In terms of the future of American motherhood … there’s hysteria in certain corners about the falling birth rate and the number of women choosing not to become mothers.

No one should have children that they don't want to have. Just full stop. However, I do think, and this is from a reproductive justice framework, not being able to feel that you could support the children that you would like to have … that's not freedom to me. Reproductive freedom would be able to have the number of children you deeply want to have.

And so, I feel like something that's under-discussed is that there's a lot of polling about how people who are already mothers are having fewer children than they would like to have, because they can't afford to have more children.

And so, that to me is an area that should be better supported by policy. It's funny, it's almost where it's like I feel like I agree with these super-right-wing policies. Obviously, we don't agree about much, but I think people should be able to have the number of children they would like to have.

It feels too fantastical to think that people who are coming at it from totally different viewpoints could get something done, but it's like, "Could we get something done?" Because I think a lot of progressive people would agree that people not having the number of children that they would like to have and that they have the love to give and the emotional wherewithal to support … that's sad to me.

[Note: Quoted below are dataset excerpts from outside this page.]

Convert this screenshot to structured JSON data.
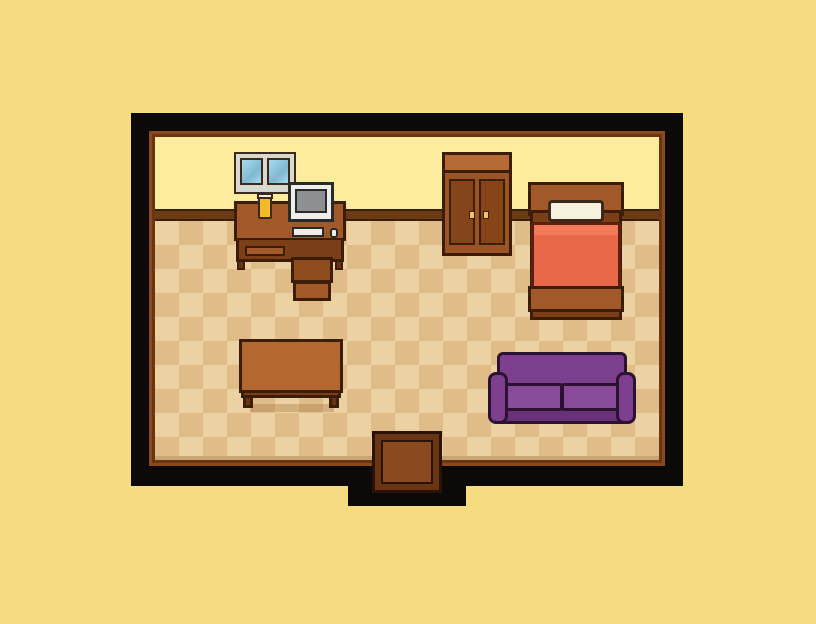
{
  "scene": {
    "name": "",
    "colors": {
      "background": "#f6dc7e",
      "frame": "#0c0a08",
      "wall": "#fbeb9c",
      "floor_light": "#ecd2a2",
      "floor_dark": "#e0bd88",
      "wood": "#a1592a",
      "blanket": "#e8684a",
      "sofa": "#7e3f8f"
    },
    "objects": [
      "window",
      "desk",
      "lamp",
      "computer-monitor",
      "keyboard",
      "mouse",
      "chair",
      "wardrobe",
      "bed",
      "coffee-table",
      "sofa",
      "door"
    ]
  }
}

And, yes, of course, climate is an issue. Let's put that aside. Everybody should be mindful of the impacts of future generations on the planet. However, if people are saying, “I want a second child, I would like a third child and I'm not having those children, because I can't afford it,” that to me is not reproductive freedom.

Whenever I see anyone who's wringing their hands about a falling birth rate, it's like, "Yeah, why would you want to (have children)?" It's totally just logical. You're making it way harder than it needs to be for 95 percent of people. You have to be so wealthy in this country to not be worried about the cost of education, health care, all of those things for your generation. You have to be in the top 5 percent of the income bracket to not be worried about those things for your offspring. And that does not seem good for society.